A vasectomy is a minor, outpatient surgical procedure that interrupts the sperm flow between the testicle and the penis. There are two kinds, conventional and no-scalpel. The first method entails two small incisions in the scrotum, making it possible to remove a small piece of the vas, or tube that connects the testicle and penis. During a no-scalpel procedure, the surgeon uses a special instrument to puncture the skin and lift out the vas so that it can be tied or cauterized. Full recovery takes about a week, but returning to light work is possible in just a few days.
Types of Vasectomy:
What to Expect After Surgery
Your scrotum will be numb for 1 to 2 hours after a vasectomy. Apply cold packs to the area and lie on your back as much as possible for the rest of the day. Wearing snug under wear or a jockstrap will help relieve discomfort and protect the area.
You may have some swelling and minor pain in your scrotum for several days after the surgery. Unless your work is strenuous, you will be able to return to work in 1 or 2 days. Avoid heavy lifting for a week.
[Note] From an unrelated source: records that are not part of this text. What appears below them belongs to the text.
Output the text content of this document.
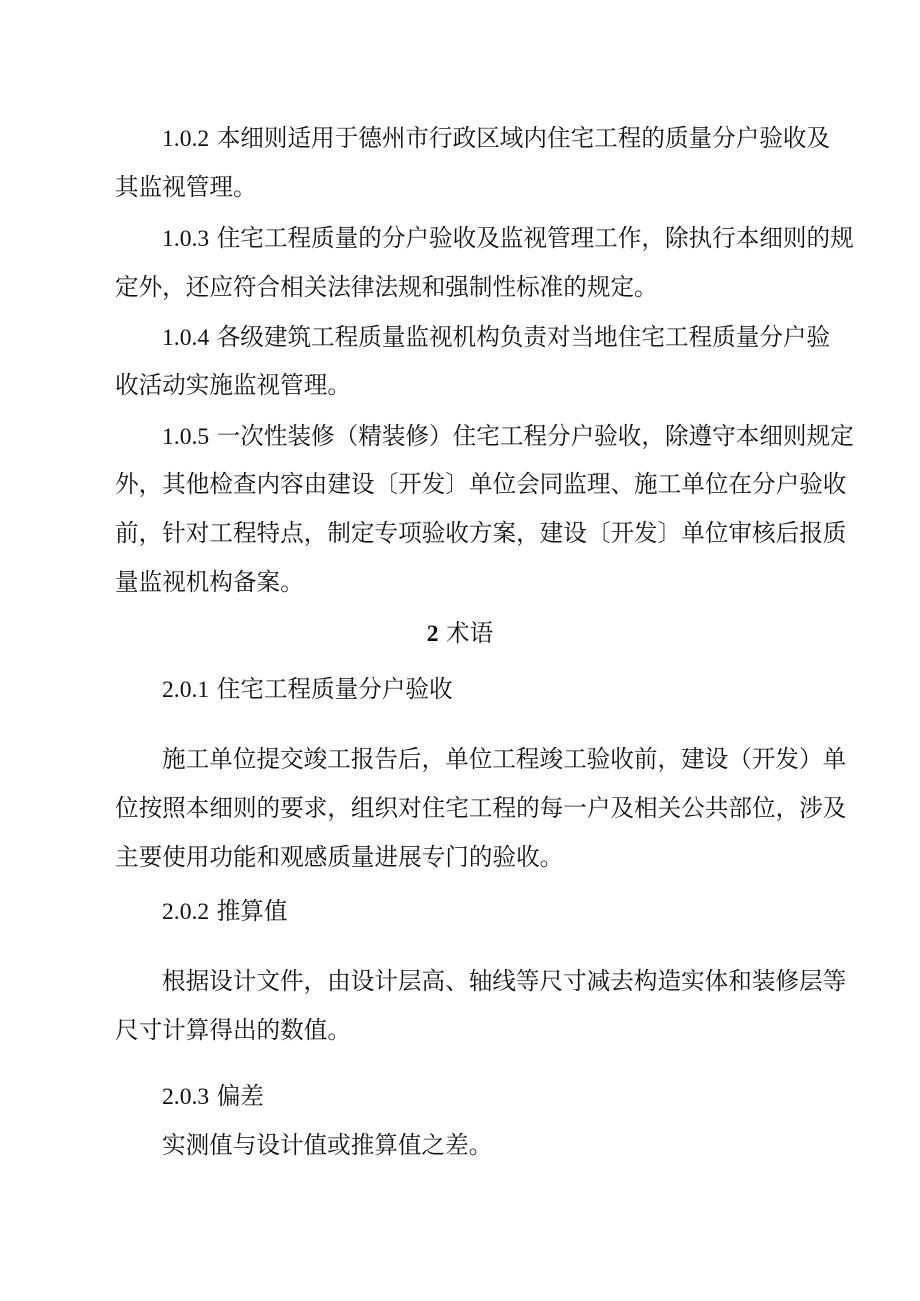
1.0.2 本细则适用于德州市行政区域内住宅工程的质量分户验收及
其监视管理。
1.0.3 住宅工程质量的分户验收及监视管理工作，除执行本细则的规
定外，还应符合相关法律法规和强制性标准的规定。
1.0.4 各级建筑工程质量监视机构负责对当地住宅工程质量分户验
收活动实施监视管理。
1.0.5 一次性装修（精装修）住宅工程分户验收，除遵守本细则规定
外，其他检查内容由建设〔开发〕单位会同监理、施工单位在分户验收
前，针对工程特点，制定专项验收方案，建设〔开发〕单位审核后报质
量监视机构备案。
2 术语
2.0.1 住宅工程质量分户验收
施工单位提交竣工报告后，单位工程竣工验收前，建设（开发）单
位按照本细则的要求，组织对住宅工程的每一户及相关公共部位，涉及
主要使用功能和观感质量进展专门的验收。
2.0.2 推算值
根据设计文件，由设计层高、轴线等尺寸减去构造实体和装修层等
尺寸计算得出的数值。
2.0.3 偏差
实测值与设计值或推算值之差。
You can resume sexual intercourse as soon as you feel comfortable, typically in about a week. It is important to understand that you can still get your partner pregnant until your sperm count is zero.
A vasectomy will not interupt your sex drive, ability to have erections, sensation of orgasm, or ability to ejaculate. You may potentially have occasional mild aching in your testicles during sexual arousal for a few months after the surgery.
Full recovery takes about a week, but returning to light work is possible in just a few days.